Antonio Alves Meira Neto1, Aditi Sengupta2, Yadi Wang3, Jon Chorover3, Ty Ferré1, Peter Troch1
1Department of Hydrology and Atmospheric Sciences
3Department of Soil, Water, and Environmental Science
The University of Arizona
The understanding of processes in the critical zone (CZ) is dependent on studies linking the fields of hydrology, microbiology, geochemistry and soil development. Additionally, there is needed to integrate hydrologic information into biogeochemical analysis of subsurface environments. This study investigated potential hydrological indexes that help explaining spatial biogeochemical patterns observed at the sub-meter scale.

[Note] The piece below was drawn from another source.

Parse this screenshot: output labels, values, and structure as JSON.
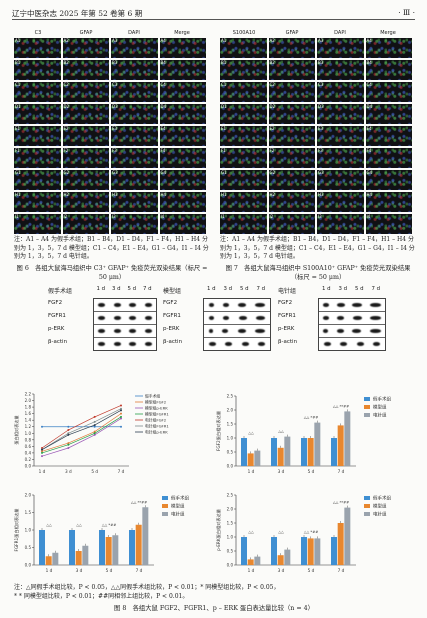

The miniLEO is a 2 m3, 10 degree sloping lysimeter located at Biosphere 2 - University of Arizona. The lysimeter was initially filled with pristine basaltic soil and subject to intermittent rainfall applications throughout the period of 18 months followed by its excavation, resulting in a grid-based sample collection at 324 locations. As a result, spatially distributed microbiological and geochemical patterns as well as soil physical properties were obtained. A hydrologic model was developed to simulate the history of the system until its excavation. Following the model calibration, the resulting distributed fields of flow velocities and moisture states were retrieved and translated into hydrologic indices. This study explores what are the relevant hydrologic mechanisms controlling the biogeochemical signatures at the sample scale.